For the intra-scale part, you feed multi-scale features from the feature pyramid into the class_head separately to obtain local scores within each scale. This part is clear to me.
However, in the inter-scale part, you first concatenate the multi-scale features and then feed them together into a convolution-based conf_head. My question is: why is it reasonable for features from different scales to interact with each other?
Let’s consider a simplified case with two stride settings. At these two scales, the feature sequences are [t0, t1, t2, ..., t7] and [T0, T1, T2, T3], respectively. After concatenation, the unified feature sequence becomes [t0, t1, ..., t7, T0, ..., T3].

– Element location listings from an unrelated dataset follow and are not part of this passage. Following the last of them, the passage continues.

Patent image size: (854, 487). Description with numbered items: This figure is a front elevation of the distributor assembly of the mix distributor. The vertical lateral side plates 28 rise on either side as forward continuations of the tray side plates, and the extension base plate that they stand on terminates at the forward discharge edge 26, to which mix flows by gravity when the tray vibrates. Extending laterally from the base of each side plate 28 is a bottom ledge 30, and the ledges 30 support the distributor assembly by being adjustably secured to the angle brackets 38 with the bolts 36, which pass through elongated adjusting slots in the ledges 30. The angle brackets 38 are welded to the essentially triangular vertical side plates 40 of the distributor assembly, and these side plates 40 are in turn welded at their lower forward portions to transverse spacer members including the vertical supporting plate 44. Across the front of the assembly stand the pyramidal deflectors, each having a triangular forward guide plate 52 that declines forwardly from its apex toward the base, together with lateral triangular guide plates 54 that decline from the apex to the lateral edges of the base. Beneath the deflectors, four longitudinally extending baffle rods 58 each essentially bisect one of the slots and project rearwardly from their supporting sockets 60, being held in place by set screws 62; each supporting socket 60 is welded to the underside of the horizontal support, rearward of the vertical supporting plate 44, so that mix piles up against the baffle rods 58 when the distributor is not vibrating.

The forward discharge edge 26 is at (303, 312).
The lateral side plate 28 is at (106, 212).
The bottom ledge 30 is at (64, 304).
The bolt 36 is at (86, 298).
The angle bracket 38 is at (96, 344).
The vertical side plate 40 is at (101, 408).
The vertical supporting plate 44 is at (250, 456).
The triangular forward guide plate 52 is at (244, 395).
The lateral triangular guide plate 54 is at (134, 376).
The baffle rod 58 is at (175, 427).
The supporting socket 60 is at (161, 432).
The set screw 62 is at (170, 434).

I noticed that in your experiments, a convolution with kernel size 5 is used. When the kernel is centered at t0, it only captures features like t0, t1, and t2 — all from the same scale. When it slides to T0, it may capture t6, t7, T0, T1, and T2. However, t6, t7, and T0 do not correspond in time. What is the physical or semantic meaning of fusing such features? Could the resulting representations be confusing or inconsistent?
Moreover, cross-scale interactions only happen when the kernel is centered near the boundary between the two scales. In practice, the number of features at each scale is usually larger than the 8 and 4 used in this example, so inter-scale interactions would occur only in a small number of boundary positions.
I am not sure whether I have misunderstood the intention expressed in your paper or if I have overlooked something while reading the code. Nevertheless, this part has been quite puzzling for me, and I would appreciate the opportunity to discuss it further with you.